Paradox lost

In class last time I presented a small undirected graph that defeated Dijkstra and (I claimed) would work with Floyd-Warshall. Unfortunately, the graph contained a negative cycle (a trivial one that got under my radar), hence the shortest-path problem is not well-defined. The fix is to make it a directed graph.
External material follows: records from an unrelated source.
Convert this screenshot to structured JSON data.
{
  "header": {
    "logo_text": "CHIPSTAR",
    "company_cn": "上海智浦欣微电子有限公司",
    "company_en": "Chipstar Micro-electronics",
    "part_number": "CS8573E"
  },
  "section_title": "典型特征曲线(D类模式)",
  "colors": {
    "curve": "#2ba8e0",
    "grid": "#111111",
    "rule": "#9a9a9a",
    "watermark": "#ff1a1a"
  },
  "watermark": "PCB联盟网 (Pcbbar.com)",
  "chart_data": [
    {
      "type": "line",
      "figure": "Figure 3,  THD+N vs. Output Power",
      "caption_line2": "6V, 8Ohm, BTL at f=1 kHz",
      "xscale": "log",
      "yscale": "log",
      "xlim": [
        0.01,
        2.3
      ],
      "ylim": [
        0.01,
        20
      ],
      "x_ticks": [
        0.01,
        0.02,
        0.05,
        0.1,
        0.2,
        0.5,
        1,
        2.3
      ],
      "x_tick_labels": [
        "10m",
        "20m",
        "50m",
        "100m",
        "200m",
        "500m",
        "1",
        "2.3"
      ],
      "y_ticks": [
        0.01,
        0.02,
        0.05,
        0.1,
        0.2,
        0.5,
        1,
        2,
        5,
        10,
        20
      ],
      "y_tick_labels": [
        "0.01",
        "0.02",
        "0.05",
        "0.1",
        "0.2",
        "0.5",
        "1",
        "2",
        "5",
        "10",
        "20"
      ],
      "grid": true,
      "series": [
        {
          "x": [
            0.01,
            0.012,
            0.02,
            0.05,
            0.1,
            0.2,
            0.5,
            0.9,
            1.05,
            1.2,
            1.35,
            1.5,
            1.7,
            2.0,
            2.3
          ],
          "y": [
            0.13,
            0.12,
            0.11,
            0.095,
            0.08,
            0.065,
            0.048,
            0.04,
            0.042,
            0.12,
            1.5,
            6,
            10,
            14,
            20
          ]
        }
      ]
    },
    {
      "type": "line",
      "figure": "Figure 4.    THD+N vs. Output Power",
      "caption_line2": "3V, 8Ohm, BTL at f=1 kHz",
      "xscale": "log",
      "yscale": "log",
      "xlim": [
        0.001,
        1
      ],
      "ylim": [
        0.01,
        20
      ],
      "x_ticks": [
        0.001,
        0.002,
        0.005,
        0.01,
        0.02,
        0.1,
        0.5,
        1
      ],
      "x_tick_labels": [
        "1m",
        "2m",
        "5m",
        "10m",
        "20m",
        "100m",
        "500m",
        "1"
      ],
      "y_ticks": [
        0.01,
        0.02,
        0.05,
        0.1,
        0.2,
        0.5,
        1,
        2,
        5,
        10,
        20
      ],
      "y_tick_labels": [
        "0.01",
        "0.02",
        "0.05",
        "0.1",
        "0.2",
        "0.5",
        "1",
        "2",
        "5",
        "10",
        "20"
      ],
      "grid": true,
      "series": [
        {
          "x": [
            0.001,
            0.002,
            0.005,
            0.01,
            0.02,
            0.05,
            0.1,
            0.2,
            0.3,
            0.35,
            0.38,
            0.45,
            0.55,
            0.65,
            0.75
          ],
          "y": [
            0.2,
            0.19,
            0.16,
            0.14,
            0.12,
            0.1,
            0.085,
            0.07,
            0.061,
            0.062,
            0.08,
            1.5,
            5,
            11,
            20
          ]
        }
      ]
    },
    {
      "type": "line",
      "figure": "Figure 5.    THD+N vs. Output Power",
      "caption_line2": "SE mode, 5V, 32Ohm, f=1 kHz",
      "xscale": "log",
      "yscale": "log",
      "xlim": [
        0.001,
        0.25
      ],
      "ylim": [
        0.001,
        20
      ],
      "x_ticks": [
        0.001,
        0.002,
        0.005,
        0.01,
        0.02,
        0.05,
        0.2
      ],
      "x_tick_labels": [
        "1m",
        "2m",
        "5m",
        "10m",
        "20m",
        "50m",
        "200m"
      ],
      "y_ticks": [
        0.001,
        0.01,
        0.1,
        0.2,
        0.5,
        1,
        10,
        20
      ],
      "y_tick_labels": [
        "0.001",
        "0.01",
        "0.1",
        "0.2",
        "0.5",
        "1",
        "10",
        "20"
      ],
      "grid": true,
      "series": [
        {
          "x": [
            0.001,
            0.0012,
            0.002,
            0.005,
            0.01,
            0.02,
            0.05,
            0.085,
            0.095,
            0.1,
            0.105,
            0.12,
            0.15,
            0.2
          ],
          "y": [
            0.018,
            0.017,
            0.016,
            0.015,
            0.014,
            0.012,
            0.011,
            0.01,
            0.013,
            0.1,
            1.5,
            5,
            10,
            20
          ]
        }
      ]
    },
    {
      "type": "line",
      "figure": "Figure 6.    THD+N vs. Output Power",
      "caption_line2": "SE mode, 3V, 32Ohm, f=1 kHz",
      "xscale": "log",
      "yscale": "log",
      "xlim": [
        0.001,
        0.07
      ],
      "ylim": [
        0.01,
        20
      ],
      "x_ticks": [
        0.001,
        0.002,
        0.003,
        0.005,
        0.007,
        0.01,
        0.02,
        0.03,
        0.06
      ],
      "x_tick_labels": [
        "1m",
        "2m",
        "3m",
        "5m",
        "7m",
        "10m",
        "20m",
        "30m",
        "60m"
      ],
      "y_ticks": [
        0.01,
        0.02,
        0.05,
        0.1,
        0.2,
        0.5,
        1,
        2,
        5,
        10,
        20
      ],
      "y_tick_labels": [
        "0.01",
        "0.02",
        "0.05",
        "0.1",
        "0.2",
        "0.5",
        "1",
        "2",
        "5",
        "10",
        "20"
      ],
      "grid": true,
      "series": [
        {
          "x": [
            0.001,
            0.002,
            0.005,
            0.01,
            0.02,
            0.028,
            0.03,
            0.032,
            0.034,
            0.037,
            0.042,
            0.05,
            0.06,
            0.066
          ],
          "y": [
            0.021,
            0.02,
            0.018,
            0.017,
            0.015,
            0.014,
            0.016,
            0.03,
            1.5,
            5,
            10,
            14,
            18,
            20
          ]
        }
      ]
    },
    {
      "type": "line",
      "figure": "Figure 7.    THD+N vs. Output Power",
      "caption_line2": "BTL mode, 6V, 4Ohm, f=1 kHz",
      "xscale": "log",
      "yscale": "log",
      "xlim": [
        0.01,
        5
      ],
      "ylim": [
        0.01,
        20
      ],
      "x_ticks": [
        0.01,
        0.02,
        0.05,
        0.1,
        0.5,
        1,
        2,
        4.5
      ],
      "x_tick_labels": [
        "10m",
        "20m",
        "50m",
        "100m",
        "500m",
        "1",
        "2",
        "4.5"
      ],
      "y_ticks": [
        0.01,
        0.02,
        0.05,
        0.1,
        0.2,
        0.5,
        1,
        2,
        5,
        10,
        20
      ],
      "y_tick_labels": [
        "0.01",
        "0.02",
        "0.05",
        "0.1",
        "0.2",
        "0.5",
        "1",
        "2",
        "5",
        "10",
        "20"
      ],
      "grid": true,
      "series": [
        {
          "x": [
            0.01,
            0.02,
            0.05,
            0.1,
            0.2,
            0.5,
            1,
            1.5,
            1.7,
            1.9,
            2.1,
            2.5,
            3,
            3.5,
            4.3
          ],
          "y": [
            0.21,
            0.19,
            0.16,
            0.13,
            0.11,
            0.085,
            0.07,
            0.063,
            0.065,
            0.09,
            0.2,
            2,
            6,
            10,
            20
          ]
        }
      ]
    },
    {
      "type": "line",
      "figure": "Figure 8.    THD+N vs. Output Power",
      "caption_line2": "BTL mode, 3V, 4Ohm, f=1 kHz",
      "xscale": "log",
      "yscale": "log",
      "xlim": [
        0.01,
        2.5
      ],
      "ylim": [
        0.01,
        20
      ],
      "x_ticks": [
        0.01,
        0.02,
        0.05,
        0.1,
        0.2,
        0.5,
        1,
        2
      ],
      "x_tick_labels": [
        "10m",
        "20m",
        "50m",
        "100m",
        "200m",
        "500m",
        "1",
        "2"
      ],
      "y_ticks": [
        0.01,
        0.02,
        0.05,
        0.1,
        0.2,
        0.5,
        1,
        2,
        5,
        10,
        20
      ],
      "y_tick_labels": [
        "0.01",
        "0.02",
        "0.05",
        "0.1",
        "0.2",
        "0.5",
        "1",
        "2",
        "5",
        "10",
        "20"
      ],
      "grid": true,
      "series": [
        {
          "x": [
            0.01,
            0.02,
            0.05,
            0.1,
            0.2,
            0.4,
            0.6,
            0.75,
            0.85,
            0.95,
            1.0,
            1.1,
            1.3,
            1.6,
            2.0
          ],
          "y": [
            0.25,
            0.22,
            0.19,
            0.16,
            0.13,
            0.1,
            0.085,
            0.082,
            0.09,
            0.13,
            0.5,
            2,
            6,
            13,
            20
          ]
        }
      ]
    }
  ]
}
Figure: The top (undirected) graph doesn't have a well-defined shortest path between pairs, because you can hop back and forth between nodes 2 and 3, making any path as short as you like. The bottom (directed) graph defeats Dijkstra's algorithm (with 0 as the source), but is okay with Floyd-Warshal

The directed graph both defeats Dijkstra and works for Floyd-Warshall. Here are the resulting adjacency matrices (the cases $k = 0$ and $k = 3$ are omitted, the first because vertex 0 has no incoming edges, the second because vertex 3 has no outgoing edges).

$k = -1$
	0	1	2	3
0	$\infty$	10	$\infty$	$\infty$
1	$\infty$	$\infty$	4	3
2	$\infty$	$\infty$	$\infty$	-6
3	$\infty$	$\infty$	$\infty$	$\infty$

$k = 1$
	0	1	2	3
0	$\infty$	10	14	13
1	$\infty$	$\infty$	4	3
2	$\infty$	$\infty$	$\infty$	-6
3	$\infty$	$\infty$	$\infty$	$\infty$

$k = 2$
	0	1	2	3
0	$\infty$	10	14	8
1	$\infty$	$\infty$	4	-2
2	$\infty$	$\infty$	$\infty$	-6
3	$\infty$	$\infty$	$\infty$	$\infty$

Graph problems often need to find out whether graph $G$ contains a cycle. One way to answer this question is to use modify DFS (Readings 388) to see whether our search ever re-visits a vertex. Note that the modification in the course Readings considers two vertices with an undirected edge between them to be a cycle. Usually we're interested only in cycles with 3 or more distinct vertices, so this algorithm would have to be modified.

This approach runs into problems with a directed graph. Since, in a directed graph there may be a path from $v_1$ to $v_2$, but not from $v_2$ to $v_1$, the fact that $v_2$ has already been visited doesn't necessarily indicate a cycle. Consider the example from Readings p. 376 (Figure 8.4(b)). Although $a$ has already been visited, and found all the edges ``downstream'' from it, there is an edge from $g$ to $a$ that the simple DFS modification would flag as a cycle. We need to set a special value (perhaps $\infty$) if a node has been visited and all nodes reachable from it have been visited. Another way to do the same thing is to record arrival/departure numbers.